MPs from across the political spectrum have joined forces to form an All Party Parliamentary Group (APPG) on Air Passenger Duty (APD) Reform to encourage the government to cut the UK’s flight tax rate.

The MPs claim cutting APD would allow the UK “to compete on a level playing field with our European counterparts, boosting tourism, trade, jobs and growth”.

APD is a per passenger tax levied on all flights departing from airports in the UK. The British rate is currently the highest in the world and more than double that paid in Germany, according to the APPG, with long-haul flights subject to a £78 additional cost for economy tickets and £156 for business class.

Chancellor Philip Hammond has faced pressure from airlines and government officials to reduce the rate of APD, but he has increased the tax on some long-haul flights twice over the last two years. Short-haul rates have been frozen since 2012.

International Airlines Group (IAG) CEO Willie Walsh has said in the past that the rate of APD is preventing its low-cost carrier Level from establishing a base in the UK, while a study by Frontier Economics found the nation is missing out on 66 new domestic and international connections because the tax makes them financially unviable.

Following Hammond’s decision to increase APD, long-haul tickets in premium economy and above will see a hike of £16 from 1 April.

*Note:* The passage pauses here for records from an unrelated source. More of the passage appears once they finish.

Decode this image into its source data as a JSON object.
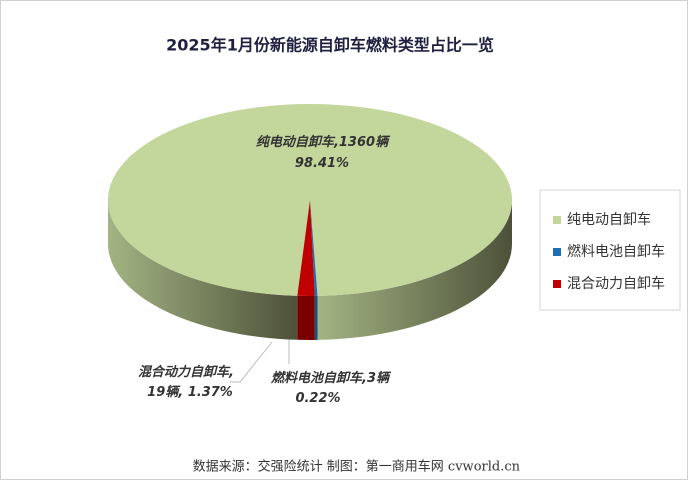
{
  "chart_data": {
    "type": "pie3d",
    "title": "2025年1月份新能源自卸车燃料类型占比一览",
    "categories": [
      "纯电动自卸车",
      "燃料电池自卸车",
      "混合动力自卸车"
    ],
    "values": [
      1360,
      3,
      19
    ],
    "value_labels": [
      "1360辆",
      "3辆",
      "19辆"
    ],
    "percentages": [
      98.41,
      0.22,
      1.37
    ],
    "percentage_labels": [
      "98.41%",
      "0.22%",
      "1.37%"
    ],
    "label_separator": ",",
    "colors": [
      "#c3d69b",
      "#1f6fb5",
      "#c00000"
    ],
    "legend": "right",
    "source": "数据来源：交强险统计  制图：第一商用车网 cvworld.cn"
  }
}
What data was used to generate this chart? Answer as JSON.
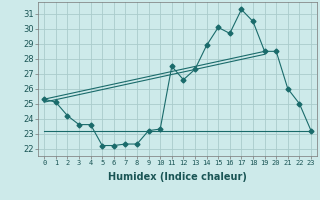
{
  "xlabel": "Humidex (Indice chaleur)",
  "x_ticks": [
    0,
    1,
    2,
    3,
    4,
    5,
    6,
    7,
    8,
    9,
    10,
    11,
    12,
    13,
    14,
    15,
    16,
    17,
    18,
    19,
    20,
    21,
    22,
    23
  ],
  "ylim": [
    21.5,
    31.8
  ],
  "xlim": [
    -0.5,
    23.5
  ],
  "yticks": [
    22,
    23,
    24,
    25,
    26,
    27,
    28,
    29,
    30,
    31
  ],
  "background_color": "#cdeaea",
  "grid_color": "#aacccc",
  "line_color": "#1a6b6b",
  "line1_x": [
    0,
    1,
    2,
    3,
    4,
    5,
    6,
    7,
    8,
    9,
    10,
    11,
    12,
    13,
    14,
    15,
    16,
    17,
    18,
    19,
    20,
    21,
    22,
    23
  ],
  "line1_y": [
    25.3,
    25.1,
    24.2,
    23.6,
    23.6,
    22.2,
    22.2,
    22.3,
    22.3,
    23.2,
    23.3,
    27.5,
    26.6,
    27.3,
    28.9,
    30.1,
    29.7,
    31.3,
    30.5,
    28.5,
    28.5,
    26.0,
    25.0,
    23.2
  ],
  "line2_x": [
    0,
    23
  ],
  "line2_y": [
    23.2,
    23.2
  ],
  "line3_x": [
    0,
    19
  ],
  "line3_y": [
    25.3,
    28.5
  ],
  "line4_x": [
    0,
    19
  ],
  "line4_y": [
    25.1,
    28.3
  ]
}
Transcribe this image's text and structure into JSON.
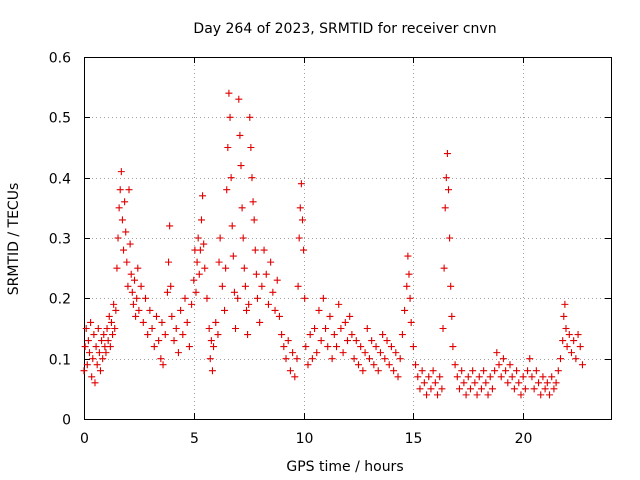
{
  "chart_data": {
    "type": "scatter",
    "title": "Day 264 of 2023, SRMTID for receiver cnvn",
    "xlabel": "GPS time / hours",
    "ylabel": "SRMTID / TECUs",
    "xlim": [
      0,
      24
    ],
    "ylim": [
      0,
      0.6
    ],
    "xticks": [
      0,
      5,
      10,
      15,
      20
    ],
    "xtick_labels": [
      "0",
      "5",
      "10",
      "15",
      "20"
    ],
    "yticks": [
      0,
      0.1,
      0.2,
      0.3,
      0.4,
      0.5,
      0.6
    ],
    "ytick_labels": [
      "0",
      "0.1",
      "0.2",
      "0.3",
      "0.4",
      "0.5",
      "0.6"
    ],
    "grid": true,
    "marker": "+",
    "marker_color": "#e00000",
    "series": [
      {
        "name": "SRMTID",
        "points": [
          [
            0.0,
            0.08
          ],
          [
            0.05,
            0.12
          ],
          [
            0.1,
            0.15
          ],
          [
            0.15,
            0.09
          ],
          [
            0.2,
            0.13
          ],
          [
            0.25,
            0.11
          ],
          [
            0.3,
            0.16
          ],
          [
            0.35,
            0.07
          ],
          [
            0.4,
            0.1
          ],
          [
            0.45,
            0.14
          ],
          [
            0.5,
            0.06
          ],
          [
            0.55,
            0.12
          ],
          [
            0.6,
            0.09
          ],
          [
            0.65,
            0.15
          ],
          [
            0.7,
            0.11
          ],
          [
            0.75,
            0.08
          ],
          [
            0.8,
            0.13
          ],
          [
            0.85,
            0.1
          ],
          [
            0.9,
            0.14
          ],
          [
            0.95,
            0.12
          ],
          [
            1.0,
            0.11
          ],
          [
            1.05,
            0.15
          ],
          [
            1.1,
            0.13
          ],
          [
            1.15,
            0.17
          ],
          [
            1.2,
            0.12
          ],
          [
            1.25,
            0.16
          ],
          [
            1.3,
            0.14
          ],
          [
            1.35,
            0.19
          ],
          [
            1.4,
            0.15
          ],
          [
            1.45,
            0.18
          ],
          [
            1.5,
            0.25
          ],
          [
            1.55,
            0.3
          ],
          [
            1.6,
            0.35
          ],
          [
            1.65,
            0.38
          ],
          [
            1.7,
            0.41
          ],
          [
            1.75,
            0.33
          ],
          [
            1.8,
            0.28
          ],
          [
            1.85,
            0.36
          ],
          [
            1.9,
            0.31
          ],
          [
            1.95,
            0.26
          ],
          [
            2.0,
            0.22
          ],
          [
            2.05,
            0.38
          ],
          [
            2.1,
            0.29
          ],
          [
            2.15,
            0.24
          ],
          [
            2.2,
            0.21
          ],
          [
            2.25,
            0.19
          ],
          [
            2.3,
            0.23
          ],
          [
            2.35,
            0.17
          ],
          [
            2.4,
            0.2
          ],
          [
            2.45,
            0.25
          ],
          [
            2.5,
            0.18
          ],
          [
            2.6,
            0.22
          ],
          [
            2.7,
            0.16
          ],
          [
            2.8,
            0.2
          ],
          [
            2.9,
            0.14
          ],
          [
            3.0,
            0.18
          ],
          [
            3.1,
            0.15
          ],
          [
            3.2,
            0.12
          ],
          [
            3.3,
            0.17
          ],
          [
            3.4,
            0.13
          ],
          [
            3.5,
            0.1
          ],
          [
            3.55,
            0.16
          ],
          [
            3.6,
            0.09
          ],
          [
            3.7,
            0.14
          ],
          [
            3.8,
            0.21
          ],
          [
            3.85,
            0.26
          ],
          [
            3.9,
            0.32
          ],
          [
            3.95,
            0.22
          ],
          [
            4.0,
            0.17
          ],
          [
            4.1,
            0.13
          ],
          [
            4.2,
            0.15
          ],
          [
            4.3,
            0.11
          ],
          [
            4.4,
            0.18
          ],
          [
            4.5,
            0.14
          ],
          [
            4.6,
            0.2
          ],
          [
            4.7,
            0.16
          ],
          [
            4.8,
            0.12
          ],
          [
            4.9,
            0.19
          ],
          [
            5.0,
            0.23
          ],
          [
            5.05,
            0.28
          ],
          [
            5.1,
            0.21
          ],
          [
            5.15,
            0.26
          ],
          [
            5.2,
            0.3
          ],
          [
            5.25,
            0.24
          ],
          [
            5.3,
            0.28
          ],
          [
            5.35,
            0.33
          ],
          [
            5.4,
            0.37
          ],
          [
            5.45,
            0.29
          ],
          [
            5.5,
            0.25
          ],
          [
            5.6,
            0.2
          ],
          [
            5.7,
            0.15
          ],
          [
            5.75,
            0.1
          ],
          [
            5.8,
            0.13
          ],
          [
            5.85,
            0.08
          ],
          [
            5.9,
            0.12
          ],
          [
            6.0,
            0.16
          ],
          [
            6.1,
            0.14
          ],
          [
            6.15,
            0.26
          ],
          [
            6.2,
            0.3
          ],
          [
            6.3,
            0.22
          ],
          [
            6.4,
            0.18
          ],
          [
            6.45,
            0.25
          ],
          [
            6.5,
            0.38
          ],
          [
            6.55,
            0.45
          ],
          [
            6.6,
            0.54
          ],
          [
            6.65,
            0.5
          ],
          [
            6.7,
            0.4
          ],
          [
            6.75,
            0.32
          ],
          [
            6.8,
            0.27
          ],
          [
            6.85,
            0.21
          ],
          [
            6.9,
            0.15
          ],
          [
            7.0,
            0.2
          ],
          [
            7.05,
            0.53
          ],
          [
            7.1,
            0.47
          ],
          [
            7.15,
            0.42
          ],
          [
            7.2,
            0.35
          ],
          [
            7.25,
            0.3
          ],
          [
            7.3,
            0.25
          ],
          [
            7.35,
            0.22
          ],
          [
            7.4,
            0.18
          ],
          [
            7.45,
            0.14
          ],
          [
            7.5,
            0.19
          ],
          [
            7.55,
            0.5
          ],
          [
            7.6,
            0.45
          ],
          [
            7.65,
            0.4
          ],
          [
            7.7,
            0.36
          ],
          [
            7.75,
            0.33
          ],
          [
            7.8,
            0.28
          ],
          [
            7.85,
            0.24
          ],
          [
            7.9,
            0.2
          ],
          [
            8.0,
            0.16
          ],
          [
            8.1,
            0.22
          ],
          [
            8.2,
            0.28
          ],
          [
            8.3,
            0.24
          ],
          [
            8.4,
            0.19
          ],
          [
            8.5,
            0.26
          ],
          [
            8.6,
            0.21
          ],
          [
            8.7,
            0.18
          ],
          [
            8.8,
            0.23
          ],
          [
            8.9,
            0.17
          ],
          [
            9.0,
            0.14
          ],
          [
            9.1,
            0.12
          ],
          [
            9.2,
            0.1
          ],
          [
            9.3,
            0.13
          ],
          [
            9.4,
            0.08
          ],
          [
            9.5,
            0.11
          ],
          [
            9.6,
            0.07
          ],
          [
            9.7,
            0.1
          ],
          [
            9.75,
            0.22
          ],
          [
            9.8,
            0.3
          ],
          [
            9.85,
            0.35
          ],
          [
            9.9,
            0.39
          ],
          [
            9.95,
            0.33
          ],
          [
            10.0,
            0.28
          ],
          [
            10.05,
            0.2
          ],
          [
            10.1,
            0.12
          ],
          [
            10.2,
            0.09
          ],
          [
            10.3,
            0.14
          ],
          [
            10.4,
            0.1
          ],
          [
            10.5,
            0.15
          ],
          [
            10.6,
            0.11
          ],
          [
            10.7,
            0.18
          ],
          [
            10.8,
            0.13
          ],
          [
            10.9,
            0.2
          ],
          [
            11.0,
            0.15
          ],
          [
            11.1,
            0.12
          ],
          [
            11.2,
            0.17
          ],
          [
            11.3,
            0.1
          ],
          [
            11.4,
            0.14
          ],
          [
            11.5,
            0.12
          ],
          [
            11.6,
            0.19
          ],
          [
            11.7,
            0.15
          ],
          [
            11.8,
            0.11
          ],
          [
            11.9,
            0.16
          ],
          [
            12.0,
            0.13
          ],
          [
            12.1,
            0.17
          ],
          [
            12.2,
            0.14
          ],
          [
            12.3,
            0.1
          ],
          [
            12.4,
            0.13
          ],
          [
            12.5,
            0.09
          ],
          [
            12.6,
            0.12
          ],
          [
            12.7,
            0.08
          ],
          [
            12.8,
            0.11
          ],
          [
            12.9,
            0.15
          ],
          [
            13.0,
            0.1
          ],
          [
            13.1,
            0.13
          ],
          [
            13.2,
            0.09
          ],
          [
            13.3,
            0.12
          ],
          [
            13.4,
            0.08
          ],
          [
            13.5,
            0.11
          ],
          [
            13.6,
            0.14
          ],
          [
            13.7,
            0.1
          ],
          [
            13.8,
            0.13
          ],
          [
            13.9,
            0.09
          ],
          [
            14.0,
            0.12
          ],
          [
            14.1,
            0.08
          ],
          [
            14.2,
            0.11
          ],
          [
            14.3,
            0.07
          ],
          [
            14.4,
            0.1
          ],
          [
            14.5,
            0.14
          ],
          [
            14.6,
            0.18
          ],
          [
            14.7,
            0.22
          ],
          [
            14.75,
            0.27
          ],
          [
            14.8,
            0.24
          ],
          [
            14.85,
            0.2
          ],
          [
            14.9,
            0.16
          ],
          [
            15.0,
            0.12
          ],
          [
            15.1,
            0.09
          ],
          [
            15.2,
            0.07
          ],
          [
            15.3,
            0.05
          ],
          [
            15.4,
            0.08
          ],
          [
            15.5,
            0.06
          ],
          [
            15.6,
            0.04
          ],
          [
            15.7,
            0.07
          ],
          [
            15.8,
            0.05
          ],
          [
            15.9,
            0.08
          ],
          [
            16.0,
            0.06
          ],
          [
            16.1,
            0.04
          ],
          [
            16.2,
            0.07
          ],
          [
            16.3,
            0.05
          ],
          [
            16.35,
            0.15
          ],
          [
            16.4,
            0.25
          ],
          [
            16.45,
            0.35
          ],
          [
            16.5,
            0.4
          ],
          [
            16.55,
            0.44
          ],
          [
            16.6,
            0.38
          ],
          [
            16.65,
            0.3
          ],
          [
            16.7,
            0.22
          ],
          [
            16.75,
            0.17
          ],
          [
            16.8,
            0.12
          ],
          [
            16.9,
            0.09
          ],
          [
            17.0,
            0.07
          ],
          [
            17.1,
            0.05
          ],
          [
            17.2,
            0.08
          ],
          [
            17.3,
            0.06
          ],
          [
            17.4,
            0.04
          ],
          [
            17.5,
            0.07
          ],
          [
            17.6,
            0.05
          ],
          [
            17.7,
            0.08
          ],
          [
            17.8,
            0.06
          ],
          [
            17.9,
            0.04
          ],
          [
            18.0,
            0.07
          ],
          [
            18.1,
            0.05
          ],
          [
            18.2,
            0.08
          ],
          [
            18.3,
            0.06
          ],
          [
            18.4,
            0.04
          ],
          [
            18.5,
            0.07
          ],
          [
            18.6,
            0.05
          ],
          [
            18.7,
            0.08
          ],
          [
            18.8,
            0.11
          ],
          [
            18.9,
            0.09
          ],
          [
            19.0,
            0.07
          ],
          [
            19.1,
            0.1
          ],
          [
            19.2,
            0.08
          ],
          [
            19.3,
            0.06
          ],
          [
            19.4,
            0.09
          ],
          [
            19.5,
            0.07
          ],
          [
            19.6,
            0.05
          ],
          [
            19.7,
            0.08
          ],
          [
            19.8,
            0.06
          ],
          [
            19.9,
            0.04
          ],
          [
            20.0,
            0.07
          ],
          [
            20.1,
            0.05
          ],
          [
            20.2,
            0.08
          ],
          [
            20.3,
            0.1
          ],
          [
            20.4,
            0.07
          ],
          [
            20.5,
            0.05
          ],
          [
            20.6,
            0.08
          ],
          [
            20.7,
            0.06
          ],
          [
            20.8,
            0.04
          ],
          [
            20.9,
            0.07
          ],
          [
            21.0,
            0.05
          ],
          [
            21.1,
            0.06
          ],
          [
            21.2,
            0.04
          ],
          [
            21.3,
            0.07
          ],
          [
            21.4,
            0.05
          ],
          [
            21.5,
            0.06
          ],
          [
            21.6,
            0.08
          ],
          [
            21.7,
            0.1
          ],
          [
            21.8,
            0.13
          ],
          [
            21.85,
            0.17
          ],
          [
            21.9,
            0.19
          ],
          [
            21.95,
            0.15
          ],
          [
            22.0,
            0.12
          ],
          [
            22.1,
            0.14
          ],
          [
            22.2,
            0.11
          ],
          [
            22.3,
            0.13
          ],
          [
            22.4,
            0.1
          ],
          [
            22.5,
            0.14
          ],
          [
            22.6,
            0.12
          ],
          [
            22.7,
            0.09
          ]
        ]
      }
    ]
  }
}
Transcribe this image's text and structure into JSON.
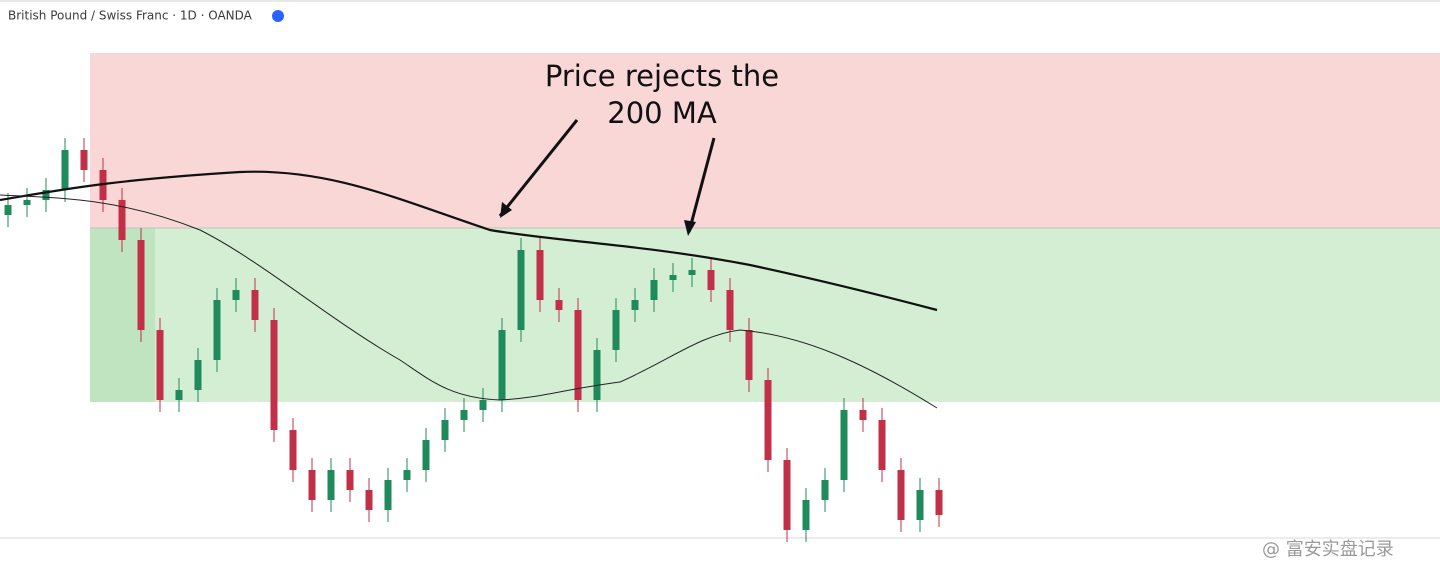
{
  "header": {
    "symbol": "British Pound / Swiss Franc · 1D · OANDA"
  },
  "annotation": {
    "lines": [
      "Price rejects the",
      "200 MA"
    ]
  },
  "watermark": "@ 富安实盘记录"
}
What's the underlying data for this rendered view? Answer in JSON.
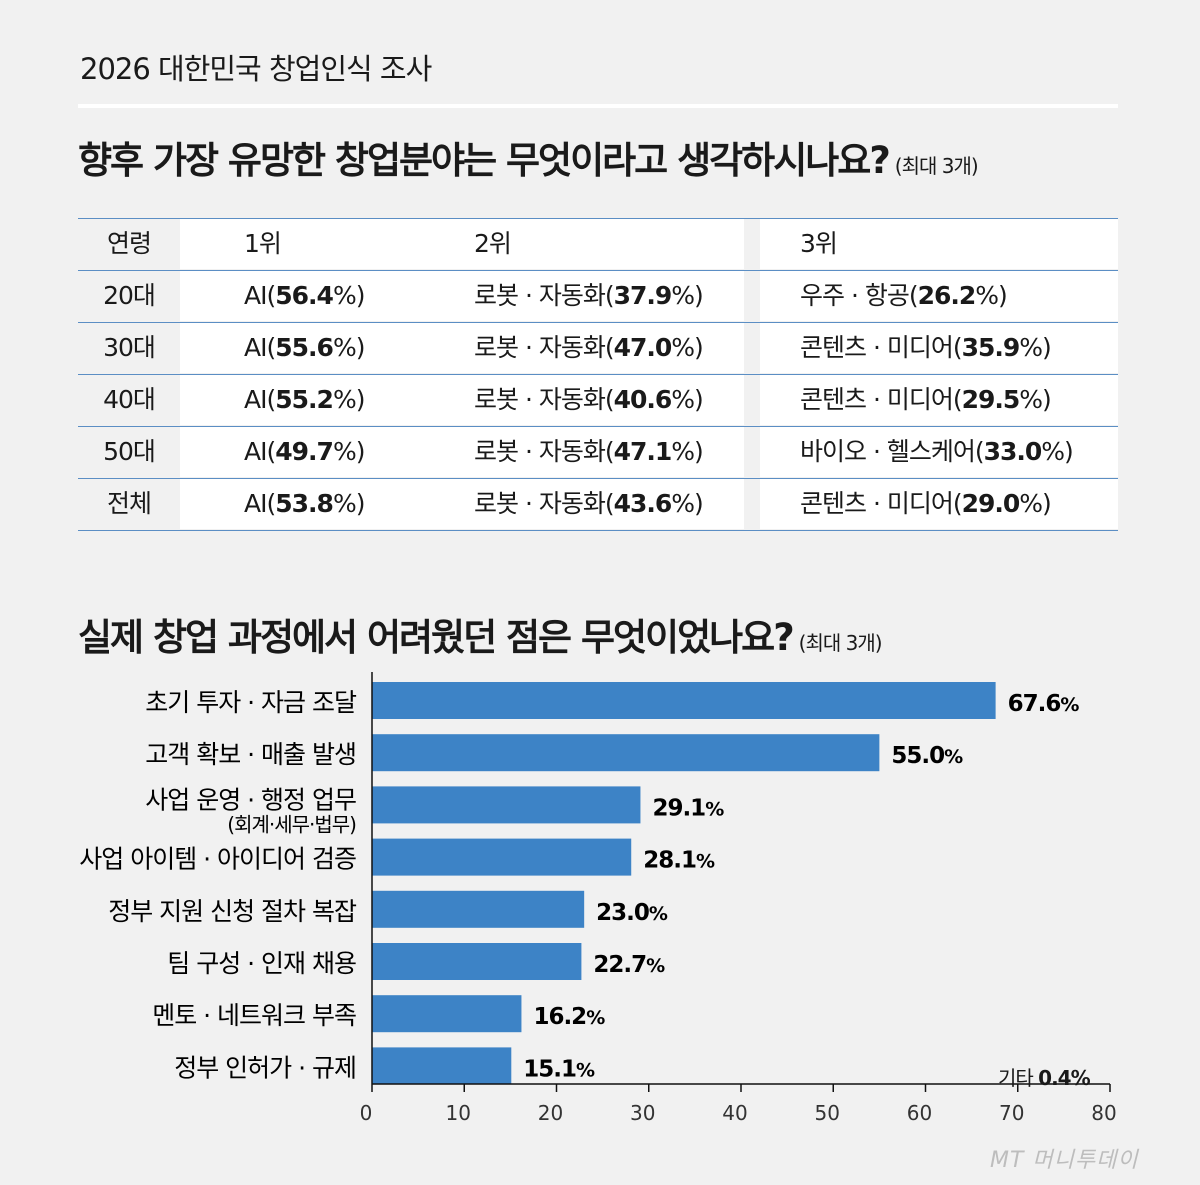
{
  "survey_title": "2026 대한민국 창업인식 조사",
  "q1": {
    "text": "향후 가장 유망한 창업분야는 무엇이라고 생각하시나요?",
    "note": "(최대 3개)"
  },
  "table": {
    "headers": [
      "연령",
      "1위",
      "2위",
      "3위"
    ],
    "rows": [
      {
        "age": "20대",
        "r1": {
          "name": "AI",
          "pct": "56.4"
        },
        "r2": {
          "name": "로봇 · 자동화",
          "pct": "37.9"
        },
        "r3": {
          "name": "우주 · 항공",
          "pct": "26.2"
        }
      },
      {
        "age": "30대",
        "r1": {
          "name": "AI",
          "pct": "55.6"
        },
        "r2": {
          "name": "로봇 · 자동화",
          "pct": "47.0"
        },
        "r3": {
          "name": "콘텐츠 · 미디어",
          "pct": "35.9"
        }
      },
      {
        "age": "40대",
        "r1": {
          "name": "AI",
          "pct": "55.2"
        },
        "r2": {
          "name": "로봇 · 자동화",
          "pct": "40.6"
        },
        "r3": {
          "name": "콘텐츠 · 미디어",
          "pct": "29.5"
        }
      },
      {
        "age": "50대",
        "r1": {
          "name": "AI",
          "pct": "49.7"
        },
        "r2": {
          "name": "로봇 · 자동화",
          "pct": "47.1"
        },
        "r3": {
          "name": "바이오 · 헬스케어",
          "pct": "33.0"
        }
      },
      {
        "age": "전체",
        "r1": {
          "name": "AI",
          "pct": "53.8"
        },
        "r2": {
          "name": "로봇 · 자동화",
          "pct": "43.6"
        },
        "r3": {
          "name": "콘텐츠 · 미디어",
          "pct": "29.0"
        }
      }
    ]
  },
  "q2": {
    "text": "실제 창업 과정에서 어려웠던 점은 무엇이었나요?",
    "note": "(최대 3개)"
  },
  "chart_data": {
    "type": "bar",
    "orientation": "horizontal",
    "categories": [
      "초기 투자 · 자금 조달",
      "고객 확보 · 매출 발생",
      "사업 운영 · 행정 업무",
      "사업 아이템 · 아이디어 검증",
      "정부 지원 신청 절차 복잡",
      "팀 구성 · 인재 채용",
      "멘토 · 네트워크 부족",
      "정부 인허가 · 규제"
    ],
    "sub_labels": [
      "",
      "",
      "(회계·세무·법무)",
      "",
      "",
      "",
      "",
      ""
    ],
    "values": [
      67.6,
      55.0,
      29.1,
      28.1,
      23.0,
      22.7,
      16.2,
      15.1
    ],
    "value_labels": [
      "67.6",
      "55.0",
      "29.1",
      "28.1",
      "23.0",
      "22.7",
      "16.2",
      "15.1"
    ],
    "unit": "%",
    "xlim": [
      0,
      80
    ],
    "xticks": [
      0,
      10,
      20,
      30,
      40,
      50,
      60,
      70,
      80
    ],
    "bar_color": "#3d83c6",
    "annotation": {
      "label": "기타",
      "value": "0.4%"
    }
  },
  "watermark": "MT 머니투데이"
}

Chair of the new group, Henry Smith MP, who represents the constituency in which Gatwick airport sits, commented: “I am grateful to have been elected chair of the APPG for Air Passenger Duty Reform. As the UK leaves the European Union and looks to forge a new identity for ourselves in the world as a global nation, it is critical we have a tax system that reflects that ambition. A significant reduction in the UK’s APD rate would signal to the world that the UK is open for business.”

A spokesperson for the A Fair Tax on Flying campaign added: “This marks an important step in the campaign to reduce APD. A cut in APD is long overdue and many MPs across Parliament recognise that reducing APD would significantly boost the connectivity of UK airports and dramatically improve the competitiveness of UK airline routes relative to European alternatives, while at the same time tackling this additional tax burden on holidaymakers and business travellers.”